My first week, I read the part of a flirty, vampire girl. That’s so not my life. But this lady was writing a play and she needed people to read the lines. That was the part I was given.

I’ve heard stories of other-worldly mutant dogs; vampires; back-from-the-dead brothers; a pre-meditated, adultery-headed man; sword-chasing, sci-fi fantasy characters and a seriously demented mortician. Oh the imagination writers have!

And to that spattering of ideas and fantasies, it’s my task to bring Jesus.

I must be intentional with the stuff I present. I have a captive audience. Literally. In two ways. One, they are captive and must pay attention to what I say. Two, they are captives, bound in the lies of the enemy. With the truth that I share through my poems/songs/potential novels, I will hope they see freedom. And, in turn, desire to grasp that freedom.

So, if you’re reading this and you believe in Jesus, please pray for me. I have a unique and powerful opportunity. I’m very excited. I like being spurred to write again, too. It’s such a catharsis for me. I get a little giddy thinking about the possibilities of the words that will come out.

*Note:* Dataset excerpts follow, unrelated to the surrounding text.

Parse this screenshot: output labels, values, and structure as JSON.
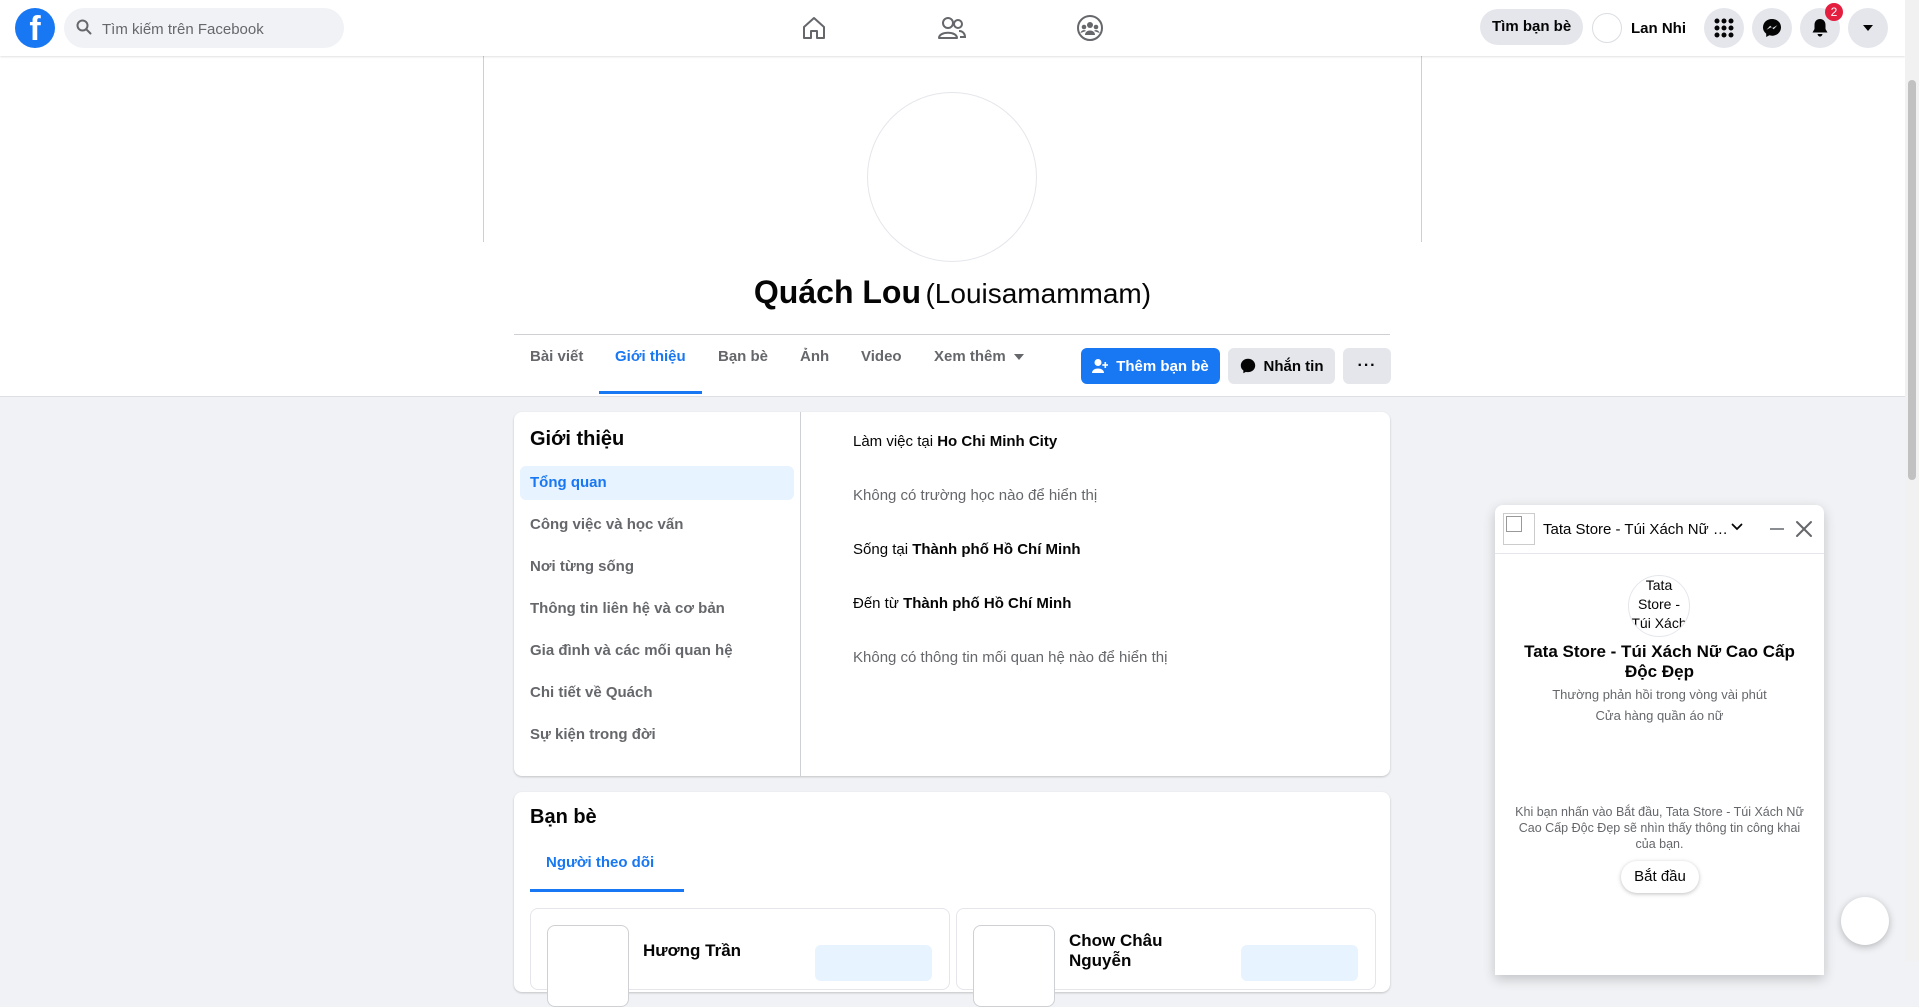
{
  "topbar": {
    "search_placeholder": "Tìm kiếm trên Facebook",
    "find_friends": "Tìm bạn bè",
    "user_name": "Lan Nhi",
    "notification_count": "2",
    "icons": [
      "facebook-logo",
      "search-icon",
      "home-icon",
      "friends-icon",
      "groups-icon",
      "menu-grid-icon",
      "messenger-icon",
      "bell-icon",
      "caret-down-icon"
    ]
  },
  "profile": {
    "name": "Quách Lou",
    "alternate_name": "(Louisamammam)",
    "tabs": [
      "Bài viết",
      "Giới thiệu",
      "Bạn bè",
      "Ảnh",
      "Video",
      "Xem thêm"
    ],
    "active_tab": "Giới thiệu",
    "add_friend": "Thêm bạn bè",
    "message": "Nhắn tin",
    "more": "···"
  },
  "about": {
    "title": "Giới thiệu",
    "nav": [
      "Tổng quan",
      "Công việc và học vấn",
      "Nơi từng sống",
      "Thông tin liên hệ và cơ bản",
      "Gia đình và các mối quan hệ",
      "Chi tiết về Quách",
      "Sự kiện trong đời"
    ],
    "active_nav": "Tổng quan",
    "rows": [
      {
        "prefix": "Làm việc tại ",
        "bold": "Ho Chi Minh City"
      },
      {
        "text": "Không có trường học nào để hiển thị"
      },
      {
        "prefix": "Sống tại ",
        "bold": "Thành phố Hồ Chí Minh"
      },
      {
        "prefix": "Đến từ ",
        "bold": "Thành phố Hồ Chí Minh"
      },
      {
        "text": "Không có thông tin mối quan hệ nào để hiển thị"
      }
    ]
  },
  "friends": {
    "title": "Bạn bè",
    "tab": "Người theo dõi",
    "items": [
      {
        "name": "Hương Trần"
      },
      {
        "name": "Chow Châu Nguyễn"
      }
    ]
  },
  "chat": {
    "title": "Tata Store - Túi Xách Nữ Cao Cấp Độc Đẹp",
    "avatar_alt": "Tata Store - Túi Xách",
    "name": "Tata Store - Túi Xách Nữ Cao Cấp Độc Đẹp",
    "response_time": "Thường phản hồi trong vòng vài phút",
    "category": "Cửa hàng quần áo nữ",
    "notice": "Khi bạn nhấn vào Bắt đầu, Tata Store - Túi Xách Nữ Cao Cấp Độc Đẹp sẽ nhìn thấy thông tin công khai của bạn.",
    "start": "Bắt đầu"
  },
  "colors": {
    "accent": "#1877f2",
    "badge": "#e41e3f",
    "page_bg": "#f0f2f5"
  }
}
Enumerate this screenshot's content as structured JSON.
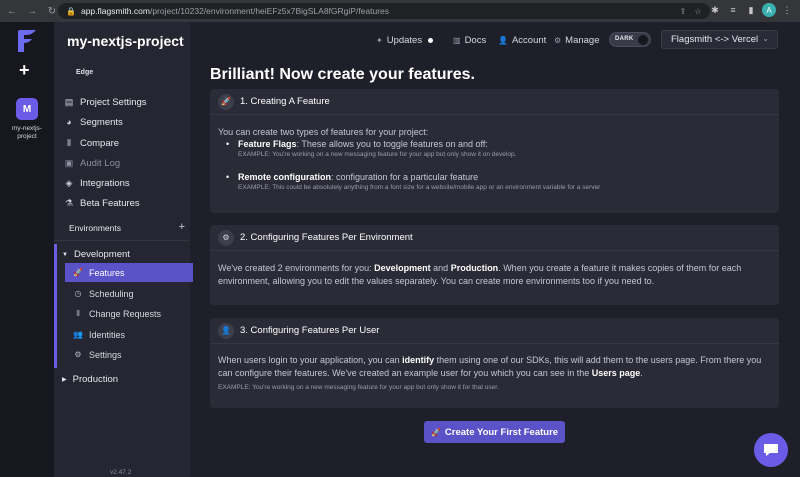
{
  "browser": {
    "url_host": "app.flagsmith.com",
    "url_path": "/project/10232/environment/heiEFz5x7BigSLA8fGRgiP/features",
    "profile_initial": "A"
  },
  "rail": {
    "add_label": "+",
    "project_initial": "M",
    "project_name": "my-nextjs-project"
  },
  "sidebar": {
    "project_title": "my-nextjs-project",
    "badge": "Edge",
    "items": [
      {
        "label": "Project Settings",
        "icon": "settings-icon"
      },
      {
        "label": "Segments",
        "icon": "pie-icon"
      },
      {
        "label": "Compare",
        "icon": "compare-icon"
      },
      {
        "label": "Audit Log",
        "icon": "list-icon"
      },
      {
        "label": "Integrations",
        "icon": "layers-icon"
      },
      {
        "label": "Beta Features",
        "icon": "flask-icon"
      }
    ],
    "environments_label": "Environments",
    "environments_add": "+",
    "env_development": "Development",
    "env_items": [
      {
        "label": "Features",
        "icon": "rocket-icon"
      },
      {
        "label": "Scheduling",
        "icon": "clock-icon"
      },
      {
        "label": "Change Requests",
        "icon": "compare-icon"
      },
      {
        "label": "Identities",
        "icon": "users-icon"
      },
      {
        "label": "Settings",
        "icon": "cogs-icon"
      }
    ],
    "env_production": "Production",
    "version": "v2.47.2"
  },
  "topnav": {
    "updates": "Updates",
    "docs": "Docs",
    "account": "Account",
    "manage": "Manage",
    "theme": "DARK",
    "project_select": "Flagsmith <-> Vercel"
  },
  "main": {
    "title": "Brilliant! Now create your features.",
    "card1": {
      "title": "1. Creating A Feature",
      "intro": "You can create two types of features for your project:",
      "b1_strong": "Feature Flags",
      "b1_text": ": These allows you to toggle features on and off:",
      "b1_example": "EXAMPLE: You're working on a new messaging feature for your app but only show it on develop.",
      "b2_strong": "Remote configuration",
      "b2_text": ": configuration for a particular feature",
      "b2_example": "EXAMPLE: This could be absolutely anything from a font size for a website/mobile app or an environment variable for a server"
    },
    "card2": {
      "title": "2. Configuring Features Per Environment",
      "t1": "We've created 2 environments for you: ",
      "s1": "Development",
      "t2": " and ",
      "s2": "Production",
      "t3": ". When you create a feature it makes copies of them for each environment, allowing you to edit the values separately. You can create more environments too if you need to."
    },
    "card3": {
      "title": "3. Configuring Features Per User",
      "t1": "When users login to your application, you can ",
      "s1": "identify",
      "t2": " them using one of our SDKs, this will add them to the users page. From there you can configure their features. We've created an example user for you which you can see in the ",
      "s2": "Users page",
      "t3": ".",
      "example": "EXAMPLE: You're working on a new messaging feature for your app but only show it for that user."
    },
    "cta": "Create Your First Feature"
  }
}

6 thoughts on “Captive Audience”

  1. I want to read your poeeeem…i haven’t read any of your poems in a really long time, and they are good from what i remember. so that’d be way cool if you did share it do it..:D
    And you have my prayers concerning this…it does sound exciting. it’s also neat how your poems will stand out not only cause of the genre but cause of their meaningfulness.. and how much contrast there is considering the other topics.. good deal. đŸ™‚

  2. As a writer I am deeply unsettled by your plans for your “captive” audience who are “forced” to listen to you. Are you also going to attend other meetings open to the community in hopes of getting some free stage time? Religion is deeply personal and not something that can be forced upon a captive audience. An audience, none-the-less, that has gathered to discuss the craft of writing and not for a philosophical conversation. That smacks of brainwashing. God gave us free will, and I would exercise my own by leaving your writers group immediately if you used it for your own personal agenda. It’s one thing to write on religion if that is what inspires you, but to use such a “safe space” as a writers group to, in your words, “testify”? Totally inappropriate.

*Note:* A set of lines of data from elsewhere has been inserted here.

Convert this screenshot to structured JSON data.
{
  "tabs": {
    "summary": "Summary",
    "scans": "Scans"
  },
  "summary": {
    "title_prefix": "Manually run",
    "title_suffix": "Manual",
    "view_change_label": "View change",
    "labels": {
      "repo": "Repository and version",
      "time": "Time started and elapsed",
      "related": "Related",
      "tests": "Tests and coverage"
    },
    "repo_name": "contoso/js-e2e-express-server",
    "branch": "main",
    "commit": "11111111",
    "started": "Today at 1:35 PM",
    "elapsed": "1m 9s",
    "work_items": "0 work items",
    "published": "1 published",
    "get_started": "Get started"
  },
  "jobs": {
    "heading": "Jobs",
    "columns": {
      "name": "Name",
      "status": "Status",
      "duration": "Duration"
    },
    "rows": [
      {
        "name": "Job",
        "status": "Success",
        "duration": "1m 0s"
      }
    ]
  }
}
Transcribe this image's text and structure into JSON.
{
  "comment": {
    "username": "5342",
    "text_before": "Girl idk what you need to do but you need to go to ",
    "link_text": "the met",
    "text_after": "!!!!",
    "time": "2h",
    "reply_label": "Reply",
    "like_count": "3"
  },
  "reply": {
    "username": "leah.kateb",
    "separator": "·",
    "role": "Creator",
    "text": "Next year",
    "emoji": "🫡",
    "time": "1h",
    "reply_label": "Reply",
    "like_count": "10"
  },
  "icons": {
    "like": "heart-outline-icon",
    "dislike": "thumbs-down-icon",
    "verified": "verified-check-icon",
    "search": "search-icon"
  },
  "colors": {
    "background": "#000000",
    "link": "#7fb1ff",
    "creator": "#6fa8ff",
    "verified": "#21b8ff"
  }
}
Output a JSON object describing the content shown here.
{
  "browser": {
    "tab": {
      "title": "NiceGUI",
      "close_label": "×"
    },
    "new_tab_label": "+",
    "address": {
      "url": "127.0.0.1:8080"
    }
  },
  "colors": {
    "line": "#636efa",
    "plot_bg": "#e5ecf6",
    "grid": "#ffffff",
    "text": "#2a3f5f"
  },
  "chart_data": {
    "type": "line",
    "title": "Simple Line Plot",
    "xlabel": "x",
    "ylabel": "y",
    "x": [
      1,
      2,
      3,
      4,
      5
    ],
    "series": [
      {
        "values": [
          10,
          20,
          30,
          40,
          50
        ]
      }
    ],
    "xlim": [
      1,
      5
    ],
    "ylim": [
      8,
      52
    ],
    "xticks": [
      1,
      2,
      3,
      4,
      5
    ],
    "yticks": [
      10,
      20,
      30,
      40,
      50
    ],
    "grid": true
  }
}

    1. I am also unsettled and saddened by “captive audience”. I have been writing alone and without any support for over four years, and was interested in meeting people who shared common goals so I looked up Murfreesboro Writers Group and this is what I found. I can’t begin to tell you how the reek of superiority is still lingering in my throat, how dare you use a creative group to establish yourself as a human being with value, if you are suffering from delusions please do not use others to validate your existence.
      I respect all people, including myself, and their right to believe whatever they wish to believe but you have no right to diminish your fellow man because they do not conform to your narrow world view.
      When you write, unless you are Ayn Rand or Orwell you should not be thinking “What can I teach them” you should be thinking “what can I learn.”
      On that note, “What would Jesus Do?”

  3. In response to the final two comments:

    Every person testifies to the truth in their life. They just may not realize it. If you think the president’s awesome and you say so, then that’s you testifying to your truth. If you have an opinion on something and you share it, then that’s you testifying to the truth.

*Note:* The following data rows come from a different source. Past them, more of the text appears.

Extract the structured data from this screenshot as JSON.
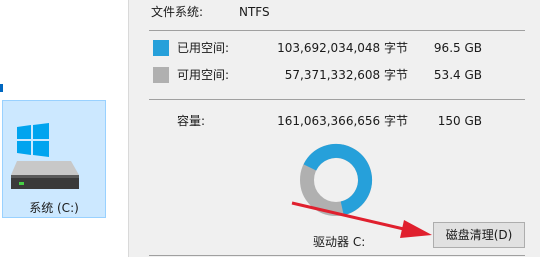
{
  "explorer": {
    "drive_label": "系统 (C:)"
  },
  "properties": {
    "fs_label": "文件系统:",
    "fs_value": "NTFS",
    "used_label": "已用空间:",
    "used_bytes": "103,692,034,048 字节",
    "used_size": "96.5 GB",
    "free_label": "可用空间:",
    "free_bytes": "57,371,332,608 字节",
    "free_size": "53.4 GB",
    "capacity_label": "容量:",
    "capacity_bytes": "161,063,366,656 字节",
    "capacity_size": "150 GB",
    "drive_caption": "驱动器 C:",
    "cleanup_button": "磁盘清理(D)"
  },
  "usage": {
    "used_fraction": 0.643,
    "free_fraction": 0.357
  },
  "colors": {
    "used": "#26a0da",
    "free": "#b0b0b0",
    "arrow": "#e0202e"
  },
  "icons": {
    "drive": "hard-drive-icon",
    "windows": "windows-logo-icon"
  }
}
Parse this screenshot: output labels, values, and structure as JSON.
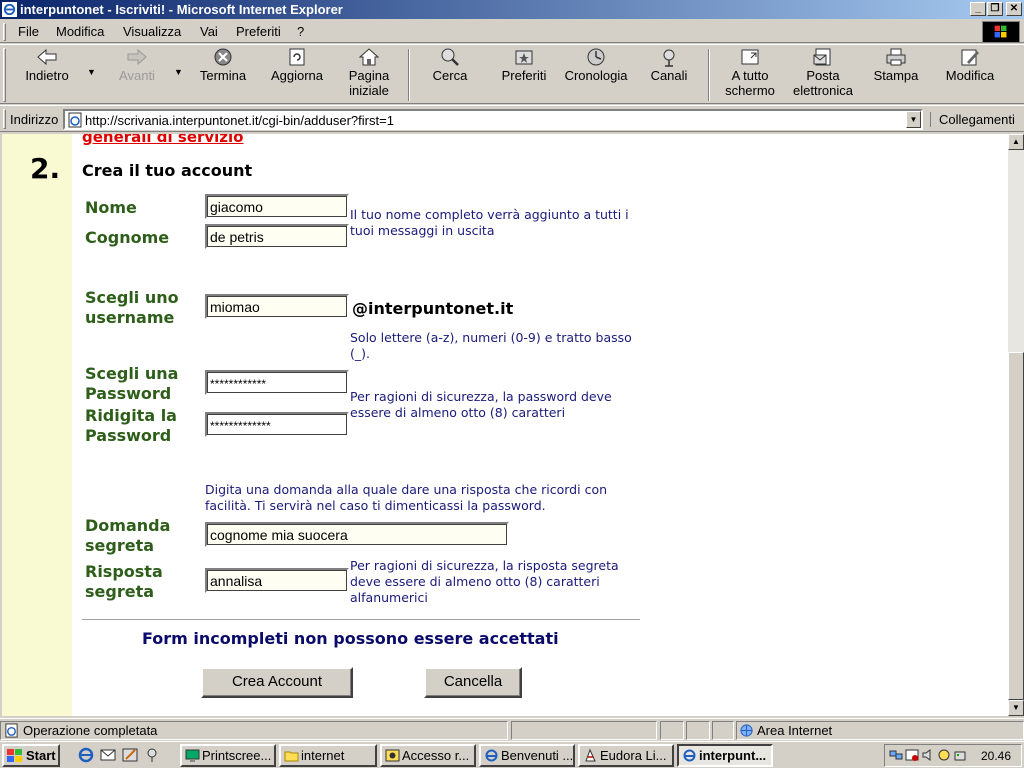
{
  "window": {
    "title": "interpuntonet - Iscriviti! - Microsoft Internet Explorer",
    "controls": [
      "minimize",
      "maximize",
      "close"
    ]
  },
  "menu": [
    "File",
    "Modifica",
    "Visualizza",
    "Vai",
    "Preferiti",
    "?"
  ],
  "toolbar": {
    "back": "Indietro",
    "forward": "Avanti",
    "stop": "Termina",
    "refresh": "Aggiorna",
    "home_l1": "Pagina",
    "home_l2": "iniziale",
    "search": "Cerca",
    "favorites": "Preferiti",
    "history": "Cronologia",
    "channels": "Canali",
    "fullscreen_l1": "A tutto",
    "fullscreen_l2": "schermo",
    "mail_l1": "Posta",
    "mail_l2": "elettronica",
    "print": "Stampa",
    "edit": "Modifica"
  },
  "address": {
    "label": "Indirizzo",
    "url": "http://scrivania.interpuntonet.it/cgi-bin/adduser?first=1",
    "links": "Collegamenti"
  },
  "page": {
    "cut_link": "generali di servizio",
    "step_number": "2.",
    "section_title": "Crea il tuo account",
    "nome_label": "Nome",
    "nome_value": "giacomo",
    "cognome_label": "Cognome",
    "cognome_value": "de petris",
    "name_help": "Il tuo nome completo verrà aggiunto a tutti i tuoi messaggi in uscita",
    "username_label_l1": "Scegli uno",
    "username_label_l2": "username",
    "username_value": "miomao",
    "domain": "@interpuntonet.it",
    "username_help": "Solo lettere (a-z), numeri (0-9) e tratto basso (_).",
    "password_label_l1": "Scegli una",
    "password_label_l2": "Password",
    "password_value": "************",
    "password2_label_l1": "Ridigita la",
    "password2_label_l2": "Password",
    "password2_value": "*************",
    "password_help": "Per ragioni di sicurezza, la password deve essere di almeno otto (8) caratteri",
    "question_intro": "Digita una domanda alla quale dare una risposta che ricordi con facilità. Ti servirà nel caso ti dimenticassi la password.",
    "question_label_l1": "Domanda",
    "question_label_l2": "segreta",
    "question_value": "cognome mia suocera",
    "answer_label_l1": "Risposta",
    "answer_label_l2": "segreta",
    "answer_value": "annalisa",
    "answer_help": "Per ragioni di sicurezza, la risposta segreta deve essere di almeno otto (8) caratteri alfanumerici",
    "warning": "Form incompleti non possono essere accettati",
    "create_button": "Crea Account",
    "cancel_button": "Cancella"
  },
  "status": {
    "text": "Operazione completata",
    "zone": "Area Internet"
  },
  "taskbar": {
    "start": "Start",
    "tasks": [
      "Printscree...",
      "internet",
      "Accesso r...",
      "Benvenuti ...",
      "Eudora Li...",
      "interpunt..."
    ],
    "active_task": "interpunt...",
    "clock": "20.46"
  },
  "colors": {
    "title_start": "#0a246a",
    "title_end": "#a6caf0",
    "chrome": "#d4d0c8",
    "label_green": "#2e5e1a",
    "help_navy": "#1a1a7a",
    "link_red": "#e00000",
    "left_band": "#fafad2"
  }
}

    So when I honestly share what God has done in my life, then that is me, testifying to the truth. I do that with everyone, not just with the writers’ group.

    I do not force what I believe upon anyone. I just share stories/poems/moments from my life with those around me.

    It really isn’t as terrible and confining as what it has been assumed to be.

    I look forward to meeting you, Kathy. I hope you’ll find that I’m not a prudish religious zealot. I am, however, someone who openly professes a relationship with Jesus.

  4. I am thrilled (and excited for you!) that God gave you this opportunity to share the Love of God, and His personal involvment in your life, with your writing group. I will be praying for you.